Von Franz Kotteder und Christian Krügel

Dieser Auftritt ist ersichtlich nach dem Geschmack von Stephan Braunfels: gänzlich unerwartet aus der Deckung kommen und dann Visionäres verkünden. In diesem Fall ist es Dienstagvormittag und der Ort die Isarinsel nördlich des Deutschen Museums. Hier erklärt der Münchner Stararchitekt, der schon die Pinakothek der Moderne gebaut hat und das Berliner Löbehaus beim Bundeskanzleramt, wie er sich seine Konzertsaalvariante vorstellt.

"Ich bin ja immer für ganz einfache Lösungen", sagt Braunfels und grinst. Die sieht so aus: Man nehme das städtische Grundstück auf der nördlichen Museumsinsel hinter dem Vater-Rhein-Brunnen und errichte darauf einen weitgehend gläsernen Konzertsaal, der von der Isar und von Bäumen umsäumt wird. Zufahrtsstraßen über die Ludwigsbrücke und den Wehrsteg wären vorhanden, auch einen zweiten Fluchtweg gebe es. "Die Lage ist einmalig", sagt Braunfels. Natürlich sei eine solche Fläche eigentlich unantastbar: "Aber für eine solche Jahrhundertaufgabe könnte man eine Ausnahme machen." Fünf bis sechs Bäume inmitten der Wiese müssten gefällt werden, alle übrigen könnten bleiben, auch ein Kinderspielplatz müsste weichen. "Dafür müsste man Ersatzflächen finden, aber das ist machbar."
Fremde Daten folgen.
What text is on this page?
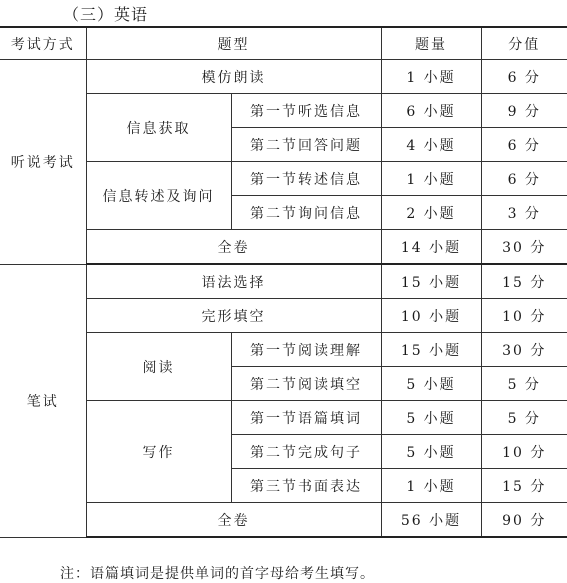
（三）英语
考试方式	题型		题量	分值
听说考试	模仿朗读		1 小题	6 分
	信息获取	第一节听选信息	6 小题	9 分
		第二节回答问题	4 小题	6 分
	信息转述及询问	第一节转述信息	1 小题	6 分
		第二节询问信息	2 小题	3 分
	全卷		14 小题	30 分
笔试	语法选择		15 小题	15 分
	完形填空		10 小题	10 分
	阅读	第一节阅读理解	15 小题	30 分
		第二节阅读填空	5 小题	5 分
	写作	第一节语篇填词	5 小题	5 分
		第二节完成句子	5 小题	10 分
		第三节书面表达	1 小题	15 分
	全卷		56 小题	90 分
注：语篇填词是提供单词的首字母给考生填写。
Gemeinsame Lösung von Stadt und Staat

Braunfels neuester Vorschlag ist eine weitere Variante in der Konzertsaaldebatte. Den Standort selbst hatte vor drei Jahren bereits die Fakultät für Architektur der Hochschule für angewandte Wissenschaften ins Gespräch gebracht und im Zuge eines Semesterprojekts untersucht.

Ein reiner Konzertsaalneubau ist jedoch wieder unwahrscheinlicher geworden nach dem neuesten Vorstoß von Ministerpräsident Horst Seehofer, der einen gemeinsame Lösung von Stadt und Staat im Gasteig vorschlägt. Das kommt Gasteig-Chefin Brigitte von Welser hingegen sehr ungelegen. Sie rechnet damit, dass Seehofers Vorstoß die dringend nötige Sanierung des Gasteigs "um mindestens ein weiteres Jahr" hinauszögert, "selbst dann, wenn sich alle sofort einig sind über das, was geschehen soll".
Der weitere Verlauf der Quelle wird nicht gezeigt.